The second blog that I found today is Blake Mycoskie, the founder of TOMS at www.startsomethingthatmatters.com. Legit guy. Anyone who starts a business based on giving and manages to grow it into an incredibly trendy product is awesome in my books. I remember when they started selling TOMS in Tehillah back in 2007 and they were only $40. Man do I regret not buying them then. Also, I would just like to make a formal complaint that there is not a single shop in Calgary that sells size 14 TOMS (I know, I know, buy them online, I just don't think it's fair that's all).

Moving on. I am particularly interested in TOMS lately because they're growing their business to be about more than just shoes; it's evolving into an entire One for One company which now includes eyewear. For every pair of sunglasses you buy, they supply someone in a impoverished country with the right glasses or surgery they need to see. Everything you'd want to know about that can be found here. It's good stuff. I'm hoping he posts on his blog a lot because he's a guy I could definitely see as becoming one of my entrepreneurial heros. Plus, he ends every post with "Carpe Diem". Who doesn't love a good Dead Poet's Society reference? Amiright?

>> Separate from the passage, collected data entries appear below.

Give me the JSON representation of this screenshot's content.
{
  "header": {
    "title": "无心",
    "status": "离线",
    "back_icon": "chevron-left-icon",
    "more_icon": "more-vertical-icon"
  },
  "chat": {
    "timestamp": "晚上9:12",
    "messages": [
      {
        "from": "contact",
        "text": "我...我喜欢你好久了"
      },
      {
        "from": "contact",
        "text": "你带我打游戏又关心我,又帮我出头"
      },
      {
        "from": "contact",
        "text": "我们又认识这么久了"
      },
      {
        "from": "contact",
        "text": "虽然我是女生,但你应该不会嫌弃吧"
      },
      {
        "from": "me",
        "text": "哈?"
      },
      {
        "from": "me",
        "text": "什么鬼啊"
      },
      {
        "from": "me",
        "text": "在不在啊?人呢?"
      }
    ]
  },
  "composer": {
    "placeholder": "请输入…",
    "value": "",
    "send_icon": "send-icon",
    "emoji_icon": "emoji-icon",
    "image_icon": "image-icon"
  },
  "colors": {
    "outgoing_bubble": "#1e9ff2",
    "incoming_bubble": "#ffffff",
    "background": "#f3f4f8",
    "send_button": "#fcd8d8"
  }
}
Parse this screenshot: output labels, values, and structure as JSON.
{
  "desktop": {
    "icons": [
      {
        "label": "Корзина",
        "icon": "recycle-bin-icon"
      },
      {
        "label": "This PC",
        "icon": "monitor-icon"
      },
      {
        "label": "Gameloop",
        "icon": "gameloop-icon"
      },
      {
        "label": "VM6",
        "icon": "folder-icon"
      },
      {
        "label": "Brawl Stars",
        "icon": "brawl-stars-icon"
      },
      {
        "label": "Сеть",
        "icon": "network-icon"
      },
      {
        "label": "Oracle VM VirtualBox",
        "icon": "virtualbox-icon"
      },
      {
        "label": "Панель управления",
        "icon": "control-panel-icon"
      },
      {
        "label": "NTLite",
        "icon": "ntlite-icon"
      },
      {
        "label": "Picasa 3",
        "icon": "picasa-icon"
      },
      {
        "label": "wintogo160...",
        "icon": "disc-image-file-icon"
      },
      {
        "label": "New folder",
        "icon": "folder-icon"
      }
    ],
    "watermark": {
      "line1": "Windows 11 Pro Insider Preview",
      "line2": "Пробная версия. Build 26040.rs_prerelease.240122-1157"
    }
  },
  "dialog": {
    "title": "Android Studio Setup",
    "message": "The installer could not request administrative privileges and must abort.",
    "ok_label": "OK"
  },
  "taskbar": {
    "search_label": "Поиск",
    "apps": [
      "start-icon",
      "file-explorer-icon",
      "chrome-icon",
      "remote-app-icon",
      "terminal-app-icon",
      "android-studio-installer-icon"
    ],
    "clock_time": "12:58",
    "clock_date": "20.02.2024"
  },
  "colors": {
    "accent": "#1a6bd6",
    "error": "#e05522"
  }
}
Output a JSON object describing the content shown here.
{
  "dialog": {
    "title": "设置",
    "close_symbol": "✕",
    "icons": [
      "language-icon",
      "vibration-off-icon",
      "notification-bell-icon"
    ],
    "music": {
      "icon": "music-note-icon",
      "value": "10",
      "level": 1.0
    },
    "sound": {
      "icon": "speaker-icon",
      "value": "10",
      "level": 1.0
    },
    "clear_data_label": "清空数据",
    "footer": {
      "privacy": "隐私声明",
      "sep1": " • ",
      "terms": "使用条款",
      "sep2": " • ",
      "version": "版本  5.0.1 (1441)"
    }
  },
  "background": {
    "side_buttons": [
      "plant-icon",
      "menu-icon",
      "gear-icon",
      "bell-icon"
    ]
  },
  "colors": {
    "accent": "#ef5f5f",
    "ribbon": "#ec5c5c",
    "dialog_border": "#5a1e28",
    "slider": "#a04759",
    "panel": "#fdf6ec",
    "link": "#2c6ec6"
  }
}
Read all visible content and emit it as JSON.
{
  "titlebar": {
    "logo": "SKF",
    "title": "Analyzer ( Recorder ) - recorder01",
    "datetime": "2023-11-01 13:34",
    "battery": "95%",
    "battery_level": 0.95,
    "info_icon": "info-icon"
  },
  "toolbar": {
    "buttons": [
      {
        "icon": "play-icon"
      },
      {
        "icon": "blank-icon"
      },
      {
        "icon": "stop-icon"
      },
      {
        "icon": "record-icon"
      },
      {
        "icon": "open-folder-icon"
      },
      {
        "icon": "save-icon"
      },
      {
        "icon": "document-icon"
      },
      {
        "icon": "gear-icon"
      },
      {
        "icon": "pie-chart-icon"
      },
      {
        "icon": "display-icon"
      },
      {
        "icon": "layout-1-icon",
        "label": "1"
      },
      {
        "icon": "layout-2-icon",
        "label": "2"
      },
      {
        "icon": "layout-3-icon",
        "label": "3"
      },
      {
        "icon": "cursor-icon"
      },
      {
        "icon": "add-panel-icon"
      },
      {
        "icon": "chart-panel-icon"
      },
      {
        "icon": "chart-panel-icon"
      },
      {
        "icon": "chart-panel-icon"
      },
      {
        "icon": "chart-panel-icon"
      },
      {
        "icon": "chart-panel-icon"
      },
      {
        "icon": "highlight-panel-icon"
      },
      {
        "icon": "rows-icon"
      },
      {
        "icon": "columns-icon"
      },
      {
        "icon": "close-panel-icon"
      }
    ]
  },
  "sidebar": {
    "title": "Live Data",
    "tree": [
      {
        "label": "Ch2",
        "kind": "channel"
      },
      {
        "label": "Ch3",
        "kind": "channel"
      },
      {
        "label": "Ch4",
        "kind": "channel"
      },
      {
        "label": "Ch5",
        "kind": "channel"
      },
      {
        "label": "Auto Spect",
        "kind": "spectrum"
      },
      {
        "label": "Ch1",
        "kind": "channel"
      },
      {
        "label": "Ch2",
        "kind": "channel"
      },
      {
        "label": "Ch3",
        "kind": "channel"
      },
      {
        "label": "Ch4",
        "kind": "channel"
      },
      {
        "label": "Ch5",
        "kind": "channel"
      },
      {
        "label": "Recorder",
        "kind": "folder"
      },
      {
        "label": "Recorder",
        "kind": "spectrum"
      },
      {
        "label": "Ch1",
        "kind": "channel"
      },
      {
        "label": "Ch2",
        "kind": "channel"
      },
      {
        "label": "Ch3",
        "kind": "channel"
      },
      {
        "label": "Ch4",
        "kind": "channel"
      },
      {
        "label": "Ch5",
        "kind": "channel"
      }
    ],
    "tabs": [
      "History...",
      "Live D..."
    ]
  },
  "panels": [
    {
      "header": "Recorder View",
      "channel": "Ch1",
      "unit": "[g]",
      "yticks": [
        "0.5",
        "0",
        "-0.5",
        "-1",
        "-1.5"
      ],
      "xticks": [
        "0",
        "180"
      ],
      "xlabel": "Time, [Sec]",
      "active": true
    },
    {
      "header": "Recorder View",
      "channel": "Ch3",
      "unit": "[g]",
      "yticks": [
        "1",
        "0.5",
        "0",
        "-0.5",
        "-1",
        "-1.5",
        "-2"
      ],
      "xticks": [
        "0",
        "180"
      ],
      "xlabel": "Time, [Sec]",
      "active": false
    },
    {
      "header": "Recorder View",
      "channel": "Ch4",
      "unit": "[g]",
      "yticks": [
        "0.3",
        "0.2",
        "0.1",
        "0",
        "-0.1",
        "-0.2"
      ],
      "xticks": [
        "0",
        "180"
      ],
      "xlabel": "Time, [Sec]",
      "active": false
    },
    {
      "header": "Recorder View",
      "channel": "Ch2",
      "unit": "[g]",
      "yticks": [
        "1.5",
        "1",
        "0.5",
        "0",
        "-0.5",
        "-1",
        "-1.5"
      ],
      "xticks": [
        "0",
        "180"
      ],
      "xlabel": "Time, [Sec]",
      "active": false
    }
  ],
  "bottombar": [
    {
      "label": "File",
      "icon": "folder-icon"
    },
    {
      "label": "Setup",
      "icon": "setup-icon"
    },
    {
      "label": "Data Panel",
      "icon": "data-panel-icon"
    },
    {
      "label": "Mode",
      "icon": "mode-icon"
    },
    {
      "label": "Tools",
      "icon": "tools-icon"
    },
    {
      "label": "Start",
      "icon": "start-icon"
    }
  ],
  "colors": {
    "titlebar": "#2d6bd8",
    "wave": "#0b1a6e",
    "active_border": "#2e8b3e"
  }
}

Here's a clip from his blog:

2 comments:

kerry said...

Dead Poet's Society? "Carpe Diem" is totally a Carolyn Arends reference.

Yeah for getting your stack o' books!

Ben said...

I don't understand people's love for Dead Poet's Society. The problem in my mind is that by the end of the movie, the kids learned to love their English teacher, not literature. The great works of art referenced were just used as gimmicks.

The first blog obviously needs a comparison with Tree of Codes. You read that right? How was it?